Today I’m excited to welcome Liz Arcury to the BookEnds family! Liz is a writer and performer whose collection of deeply personal essays immediately won me over with its mix of candor, humor, and heart. I know you’ll love Liz’s voice as much as I did, and I can’t wait to share it with all of you.
Welcome to BookEnds, Liz!
What book do you wish you had written, and why?
The Pisces by Melissa Broder. It perfectly encapsulates the loneliness of modern dating and splashes it against the backdrop of the fairytales that colored most of our childhoods and initial ideas of love. I sit in awe and admiration of its humor and bleak realism mixed with incredibly detailed fantasy.
If you’re not reading or writing, what would we catch you doing?
Performing on stage at alt comedy and storytelling shows in Brooklyn and Manhattan, watching weird horror movies at the revival houses in my neighborhood, and fretting about how I should really be reading and writing more.

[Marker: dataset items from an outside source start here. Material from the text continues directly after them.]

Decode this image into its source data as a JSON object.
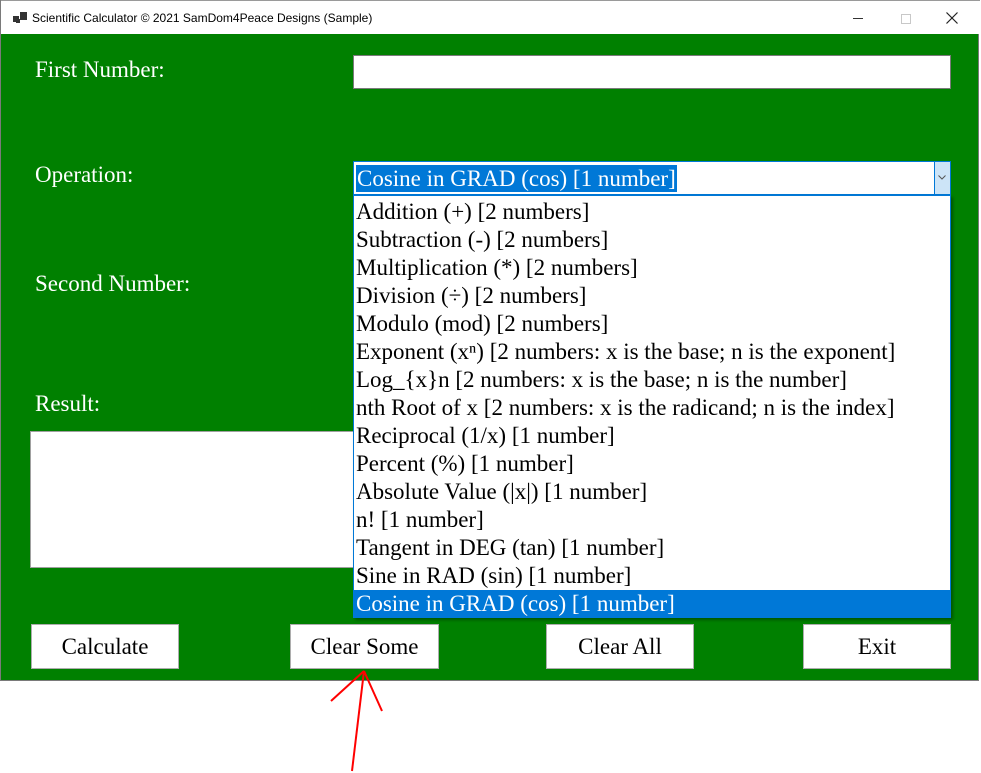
{
  "window": {
    "title": "Scientific Calculator © 2021 SamDom4Peace Designs (Sample)",
    "icon": "app-window-icon",
    "controls": [
      "minimize",
      "maximize",
      "close"
    ]
  },
  "form": {
    "first_number_label": "First Number:",
    "first_number_value": "",
    "operation_label": "Operation:",
    "operation_selected": "Cosine in GRAD (cos) [1 number]",
    "second_number_label": "Second Number:",
    "result_label": "Result:",
    "result_value": ""
  },
  "operations": [
    {
      "label": "Addition (+) [2 numbers]",
      "selected": false
    },
    {
      "label": "Subtraction (-) [2 numbers]",
      "selected": false
    },
    {
      "label": "Multiplication (*) [2 numbers]",
      "selected": false
    },
    {
      "label": "Division (÷) [2 numbers]",
      "selected": false
    },
    {
      "label": "Modulo (mod) [2 numbers]",
      "selected": false
    },
    {
      "label": "Exponent (xⁿ) [2 numbers: x is the base; n is the exponent]",
      "selected": false
    },
    {
      "label": "Log_{x}n [2 numbers: x is the base; n is the number]",
      "selected": false
    },
    {
      "label": "nth Root of x [2 numbers: x is the radicand; n is the index]",
      "selected": false
    },
    {
      "label": "Reciprocal (1/x) [1 number]",
      "selected": false
    },
    {
      "label": "Percent (%) [1 number]",
      "selected": false
    },
    {
      "label": "Absolute Value (|x|) [1 number]",
      "selected": false
    },
    {
      "label": "n! [1 number]",
      "selected": false
    },
    {
      "label": "Tangent in DEG (tan) [1 number]",
      "selected": false
    },
    {
      "label": "Sine in RAD (sin) [1 number]",
      "selected": false
    },
    {
      "label": "Cosine in GRAD (cos) [1 number]",
      "selected": true
    }
  ],
  "buttons": {
    "calculate": "Calculate",
    "clear_some": "Clear Some",
    "clear_all": "Clear All",
    "exit": "Exit"
  },
  "annotation": {
    "type": "red-arrow",
    "target": "clear-some-button",
    "color": "#ff0000"
  },
  "colors": {
    "background": "#008000",
    "selection": "#0078d7",
    "label_text": "#ffffff"
  }
}
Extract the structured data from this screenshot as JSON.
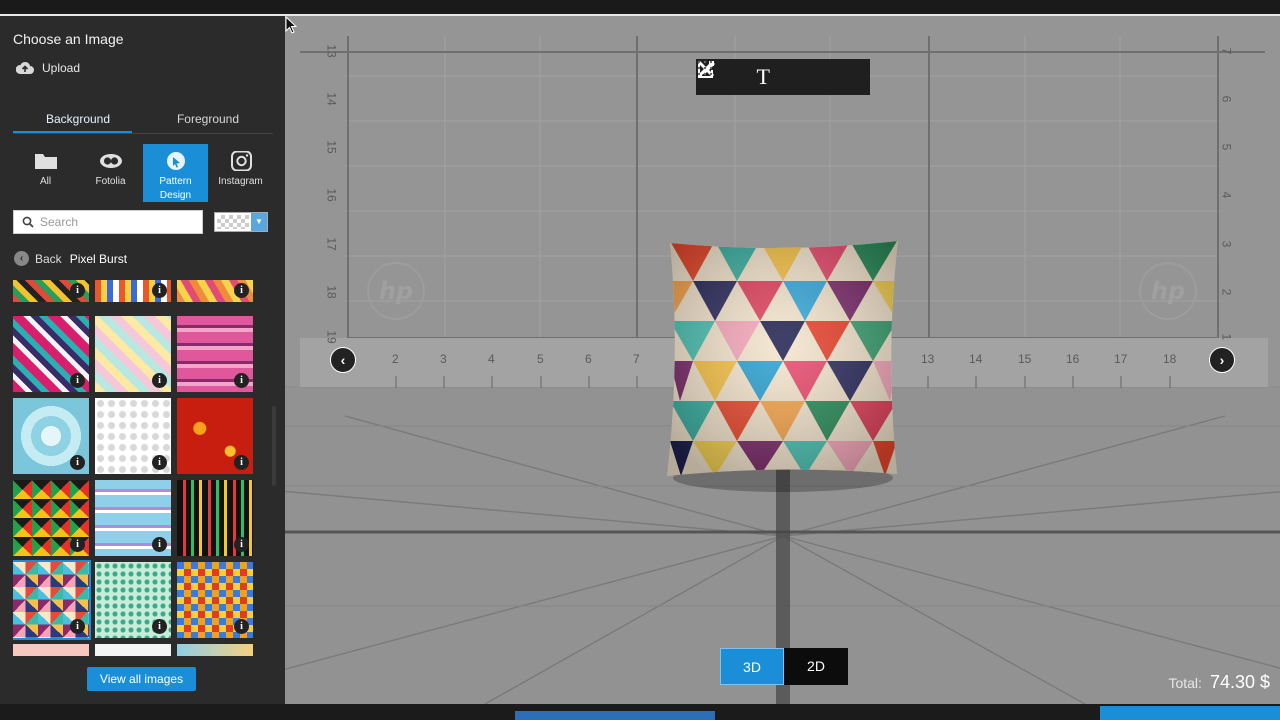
{
  "panel": {
    "title": "Choose an Image",
    "upload_label": "Upload",
    "tabs": [
      {
        "label": "Background",
        "active": true
      },
      {
        "label": "Foreground",
        "active": false
      }
    ],
    "sources": [
      {
        "label": "All",
        "icon": "folder-icon",
        "active": false
      },
      {
        "label": "Fotolia",
        "icon": "fotolia-icon",
        "active": false
      },
      {
        "label": "Pattern Design",
        "icon": "pattern-design-icon",
        "active": true
      },
      {
        "label": "Instagram",
        "icon": "instagram-icon",
        "active": false
      }
    ],
    "search_placeholder": "Search",
    "back_label": "Back",
    "category": "Pixel Burst",
    "view_all_label": "View all images",
    "info_glyph": "i"
  },
  "stage": {
    "toolbar": [
      {
        "name": "tools-icon"
      },
      {
        "name": "text-icon",
        "glyph": "T"
      },
      {
        "name": "edit-image-icon"
      },
      {
        "name": "grid-icon"
      }
    ],
    "ruler_bottom_ticks": [
      "2",
      "3",
      "4",
      "5",
      "6",
      "7",
      "13",
      "14",
      "15",
      "16",
      "17",
      "18"
    ],
    "ruler_left_ticks": [
      "13",
      "14",
      "15",
      "16",
      "17",
      "18",
      "19"
    ],
    "ruler_right_ticks": [
      "7",
      "6",
      "5",
      "4",
      "3",
      "2",
      "1"
    ],
    "watermark": "hp",
    "modes": [
      {
        "label": "3D",
        "active": true
      },
      {
        "label": "2D",
        "active": false
      }
    ],
    "total_label": "Total:",
    "total_value": "74.30 $"
  },
  "colors": {
    "accent": "#1a8fd8",
    "panel_bg": "#2b2b2b",
    "stage_bg": "#8f8f8f"
  }
}
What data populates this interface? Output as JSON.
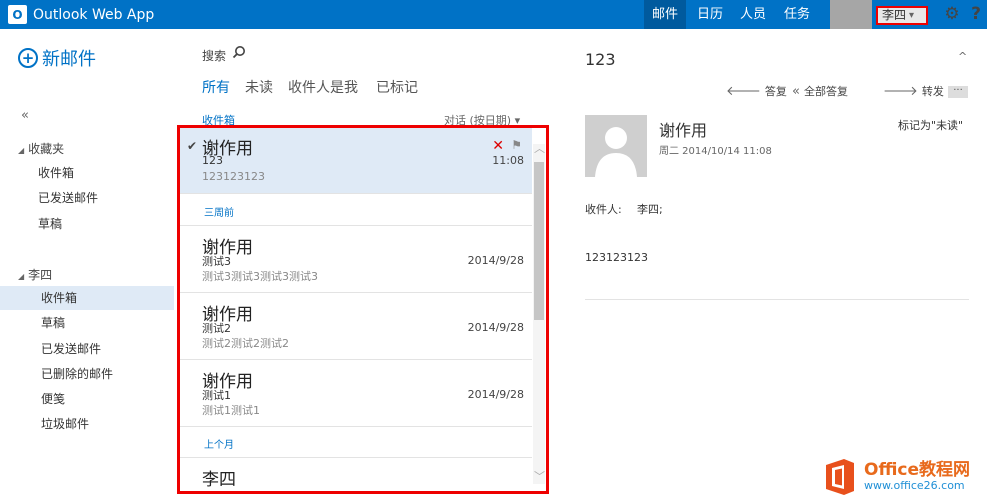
{
  "app": {
    "brand": "Outlook Web App",
    "logo_letter": "O"
  },
  "nav": {
    "mail": "邮件",
    "calendar": "日历",
    "people": "人员",
    "tasks": "任务"
  },
  "user": {
    "name": "李四",
    "caret": "▾"
  },
  "icons": {
    "gear": "⚙",
    "help": "?"
  },
  "left": {
    "new_mail": "新邮件",
    "collapse": "«",
    "favorites": {
      "title": "收藏夹",
      "items": [
        "收件箱",
        "已发送邮件",
        "草稿"
      ]
    },
    "account": {
      "title": "李四",
      "items": [
        "收件箱",
        "草稿",
        "已发送邮件",
        "已删除的邮件",
        "便笺",
        "垃圾邮件"
      ],
      "selected": "收件箱"
    }
  },
  "list": {
    "search_label": "搜索",
    "filters": [
      "所有",
      "未读",
      "收件人是我",
      "已标记"
    ],
    "folder_label": "收件箱",
    "sort_label": "对话 (按日期) ▾",
    "messages": [
      {
        "sender": "谢作用",
        "subject": "123",
        "preview": "123123123",
        "date": "11:08"
      },
      {
        "sender": "谢作用",
        "subject": "测试3",
        "preview": "测试3测试3测试3测试3",
        "date": "2014/9/28"
      },
      {
        "sender": "谢作用",
        "subject": "测试2",
        "preview": "测试2测试2测试2",
        "date": "2014/9/28"
      },
      {
        "sender": "谢作用",
        "subject": "测试1",
        "preview": "测试1测试1",
        "date": "2014/9/28"
      },
      {
        "sender": "李四",
        "subject": "",
        "preview": "",
        "date": ""
      }
    ],
    "groups": [
      "三周前",
      "上个月"
    ]
  },
  "reading": {
    "subject": "123",
    "pane_collapse": "^",
    "actions": {
      "reply": "答复",
      "reply_all": "全部答复",
      "forward": "转发",
      "more": "···"
    },
    "sender": "谢作用",
    "date": "周二 2014/10/14 11:08",
    "mark_as": "标记为\"未读\"",
    "recipients_label": "收件人:",
    "recipients_value": "李四;",
    "body": "123123123"
  },
  "watermark": {
    "line1": "Office教程网",
    "line2": "www.office26.com"
  }
}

Where can readers find you on the web and social media?
@LizArcury on Twitter & Instagram
What’s the last book you read?
You Know You Want This by Kristen Roupenian. I had pre-ordered it upon first hearing about it because I’m such a fan of hers (many may know Kristen as the writer of “Cat Person”) and when it arrived on its release day I read almost all of it that night. It’s a really incredible short story collection. She has such an incisive, cut-to-the-chase way of discussing relationships and their dysfunctions and I remain mesmerized. I can’t recommend it enough!
If money were no object, what would be your dream writing location?
A remote cabin overlooking a lake, stocked with an infinite amount of coffee and breakfast food (my favorite,) and a dog at my side.
What’s your favorite quote about reading or writing?
“What comes from the heart goes to the heart. The rest is Funny Voices.” – David Mamet, True and False. This book is about acting, but I read it with my improv group in college [specifically because our director at BU was friends with someone in New York who had received this book recommendation years before from DC Pierson (of Derrick Comedy fame) in their college sketch group. So a long overdue three degrees of thanks, DC!] and we all got so much from it for extrapolating its lessons to be about any kind of creativity. I still revisit it and it has informed my writing one-thousand percent.
What advice would you give to other authors in the query trenches?
Keep going keep going keep going! I realize that this gets obnoxious to hear from everybody. But I swear, it’s the truth! There might be other people more connected than you, or more visible than you, or who started earlier than you. It’s hard to not get discouraged when you count up all the parts of this industry that we can’t control. What is the one part of this that you can control? Your resilience. Keep going. That will separate you from 90% of the others. It really will. I’m only 26 and have already seen so many of my talented peers my age completely give up on their creative pursuits that they moved to the city with me for just a few years ago. They got discouraged after not hitting it big after 18 months. So they stopped. They got a serious significant other, they settled in at a safe normal job, and they go home from work every day and rewatch six episodes of Parks & Recreation and then go to sleep. Yes, in the short term, that sounds easy and relaxing, as opposed to grinding away and wading in constant rejection and putting yourself on the line over and over again. When you’re in those holes of despair and frustration and want to throw it all away (this is me like 40x a week,) that life sounds like a heavenly escape. But those people did have a dream and a drive at one time, and I believe with my whole heart that they will wake up when they’re 50 and deeply regret not using this one short fleeting life to do the impossible (because it’s not, in fact, impossible.) Don’t give up! Breaks? Absolutely. Self-care is vital. But don’t settle for the bare minimum forever because it got hard or a thing wasn’t handed to you after two years of trying. You owe yourself more than that! You owe yourself your dream. So keep going!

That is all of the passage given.